Cells were lysed using 10 mm Tris–HCl (pH 7.8) containing 1% Nonidet P-40, 0.15 m NaCl, and a protease inhibitor mixture containing ethylenediaminetetraacetic acid (EDTA) (Roche Applied Science, U.S.A.). Lysates were cleared by centrifugation at 13000×g for 10 min, then placed onto 7.5% sodium dodecyl sulfate (SDS) polyacrylamide gels and electrophoresed following dilution with Sample Buffer Solution with Reducing Reagent (6x) for SDS-polyacrylamide gel electrophoresis (PAGE) (Nacalai Tesque, Kyoto, Japan; Cat. No. 09499-14). After transferring, polyvinylidene difluoride (PVDF) membranes were blocked with 0.1% Tween20-TBS containing 1% skim milk for 1 h and incubated with the primary antibody overnight at 4°C. Antibodies against the following proteins were used for Western blotting analysis: Smad1 (1/1000, Cell Signaling Technology, U.S.A.; #9743), Smad5 (1/625, Cell Signaling Technology; #12534), phospho-Smad1/5 (1/1000, Cell Signaling Technology; #9516), Smad4 (1/1000, Cell Signaling Technology; #9515), Npnt (1/500, R&D Systems, Inc. #AF4298), and actin (1/2000, SIGMA Life Science, U.S.A.; #A5060).

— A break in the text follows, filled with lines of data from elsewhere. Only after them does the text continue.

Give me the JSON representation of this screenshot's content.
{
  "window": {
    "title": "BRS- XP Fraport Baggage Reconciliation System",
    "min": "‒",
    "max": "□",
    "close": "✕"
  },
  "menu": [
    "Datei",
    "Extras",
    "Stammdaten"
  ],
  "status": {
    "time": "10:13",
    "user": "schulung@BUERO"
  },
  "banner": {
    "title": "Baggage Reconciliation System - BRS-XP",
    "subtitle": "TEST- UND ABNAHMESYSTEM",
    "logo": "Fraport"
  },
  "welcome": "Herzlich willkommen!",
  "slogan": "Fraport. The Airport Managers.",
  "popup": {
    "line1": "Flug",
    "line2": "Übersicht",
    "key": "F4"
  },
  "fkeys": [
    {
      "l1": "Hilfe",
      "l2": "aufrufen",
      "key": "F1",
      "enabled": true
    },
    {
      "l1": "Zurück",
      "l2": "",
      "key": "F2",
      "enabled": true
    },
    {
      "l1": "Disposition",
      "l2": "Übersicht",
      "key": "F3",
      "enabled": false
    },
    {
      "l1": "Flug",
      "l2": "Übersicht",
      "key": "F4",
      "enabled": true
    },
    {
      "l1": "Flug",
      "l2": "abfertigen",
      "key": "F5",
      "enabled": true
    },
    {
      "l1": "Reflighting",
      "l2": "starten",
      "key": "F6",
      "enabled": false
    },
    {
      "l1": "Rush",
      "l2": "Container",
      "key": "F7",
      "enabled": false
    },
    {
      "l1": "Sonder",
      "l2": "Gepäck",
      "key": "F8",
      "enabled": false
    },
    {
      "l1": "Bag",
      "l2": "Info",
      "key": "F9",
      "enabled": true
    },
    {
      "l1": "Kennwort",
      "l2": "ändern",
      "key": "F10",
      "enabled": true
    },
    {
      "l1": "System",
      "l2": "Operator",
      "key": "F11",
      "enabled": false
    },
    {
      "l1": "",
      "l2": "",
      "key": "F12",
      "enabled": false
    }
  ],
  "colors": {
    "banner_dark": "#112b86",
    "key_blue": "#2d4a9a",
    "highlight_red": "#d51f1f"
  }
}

Anti-rabbit immunoglobulin G (IgG), horseradish peroxidase linked whole antibody (1/2500, GE Healthcare, U.S.A.; Cat. No. NA934V), and peroxidase-conjugated anti-goat IgG (1/5000, Jackson ImmunoResearch, U.S.A.; #705-035-147) were used as secondary antibodies. All antibodies were placed in TBS-0.1% Tween20 containing 1% skim milk. To visualize antigenic bands, peroxidase reactions were developed using ECL Prime Western blotting Detection Reagent (GE Healthcare, U.S.A.; RPN2232).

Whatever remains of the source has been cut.